A vitória de Saladino sobre os francos foi possibilitada, segundo Volkman por uma extensa operação de espionagem e inteligência: “Saladino fundiu as várias fontes de espionagem dos comandantes árabes e numa operação alastradora transformou milhares de árabes sob a ocupação dos cruzados, em seus olhos e ouvidos.

Percebeu que não poderia depender das informações coletadas pelos serviços de espionagem de cada um dos Kalifas que trabalhavam voltados para os interesses dos chefes e segundo Volkman cada Kalifa direcionava seu KHABAR (chefe de espionagem) a concentrar seus esforços nos inimigos internos, sendo que apenas o Khabar do Kalifa de Bagdá tinha 1.700 mulheres idosas em sua folha de pagamento. “Elas recolhiam toda espécie de boatos, por mais trivial que fosse, com especial atenção a qualquer expressão de deslealdade, mesmo a mais amena delas” descreve Volkman.

Em sua narrativa assegura que os Cruzados não tinham nenhum conhecimento sobre os seus inimigos árabes. Acreditavam na proteção divina e na espada. Enquanto isso Saladino enredava o exercito cruzado numa guerra de guerrilha fornido por informações que vinham desde o verdureiro até as fontes que abasteciam de água o Exército invasor. Conseguiu a preciosa informação de que uma frota de navios desembarcaria em algum lugar com suprimentos para a tropa. Bloqueou esta manobra e não restou ao comandante Ricardo I nada além de negociar. Em troca da retirada do Exército cruzado Saladino permitiu o acesso de peregrinos cristãos à Cidade Santa. Tornou-se Rei de Jerusalém que foi governada pela família até a terceira geração de 1.193 até 1.250.

A grande maioria dos historiadores tratam Saladino com certa indulgencia. Como se ele não fora um feroz matador, guerreiro e impiedoso como todos os outros. Até mesmo o italiano Simon Sebag Montefiore, autor da magnífica biografia sobre Jerusalém lançada no Brasil pela Editora Companhia das Letras em 2013. Na página 337 ele descreve:

-Em dois de Setembro de 1.192 o sultão Saladino e o Rei firmaram o Tratado de Jaffa, a primeira partição da Palestina: o reino cristão ganhou novo impulso com Acre, como capital, enquanto Saladino ficou com Jerusalém, assegurando aos cristãos o pleno acesso ao Santo Sepulcro. O Conselheiro do Rei Hubert Walter discutiu sobre Ricardo I com Saladino, que era de opinião que o Coração de Leão não tinha sabedoria nem moderação. Graças a Walter, Saladino permitiu a volta dos sacerdotes latinos ao Sepulcro.

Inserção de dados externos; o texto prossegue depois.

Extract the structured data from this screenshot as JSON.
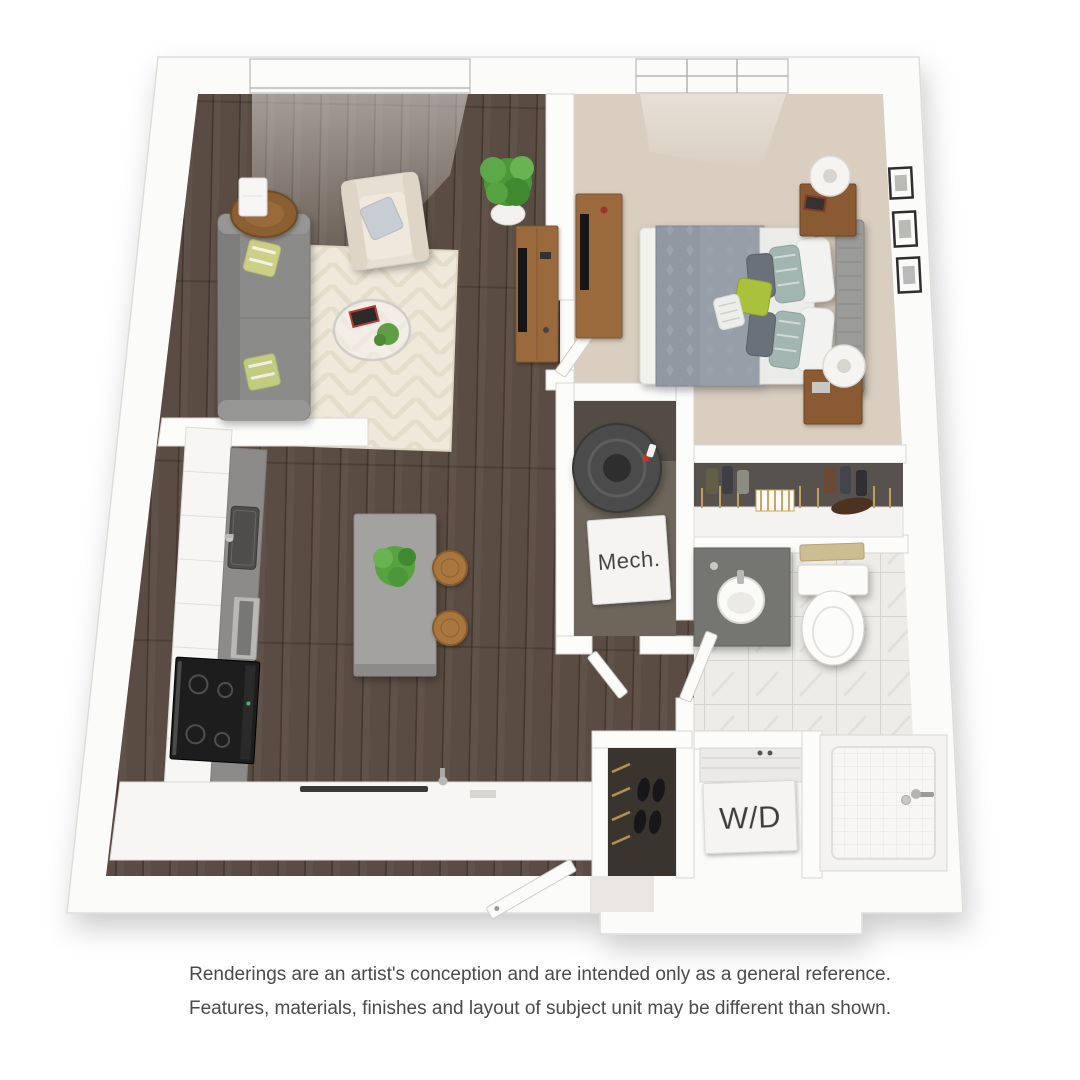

Saladino não só permitiria a volta dos sacerdotes cristãos como também atendeu a uma reivindicação do Imperador bizantino Isaac Ângelo que exigia o mesmo para os ortodoxos. E Saladino decidiu que uns e outros deveriam partilhar a supervisão do Sepulcro. Após os acordos Saladino e Ricardo I partiram cada um tomando o caminho de volta. Coração de Leão para a Europa e Saladino para Damasco onde morreu aos 54 anos.

É provável que este sábio acordo tenha influenciado a todos que o biografaram. Ainda mais se considerarmos que ou foram judeus ou cristãos, ocidentais, que escreveram sobre ele o farto material que nos chega. Mas não fica a menor dúvida que era um sábio ao administrar a informação, a espionagem, a bisbilhotice, e a política.

É verdade que Saladino e seus descendentes harmonizaram a Palestina por algumas décadas. A condescendência não chega a ser de todo injusta por este gesto.

Mas quem se dedica a estudar e pesquisar esta época percebe muito bem que Saladino apesar de haver imposto derrotas em muitas batalhas travadas com o Exército do Rei Ricardo I este não chegou a ser totalmente vencido. Tanto que o fim das batalhas entre os cruzados e as tropas de Saladino foi um acordo. Mas Ricardo Coração de Leão passou à história como perdedor.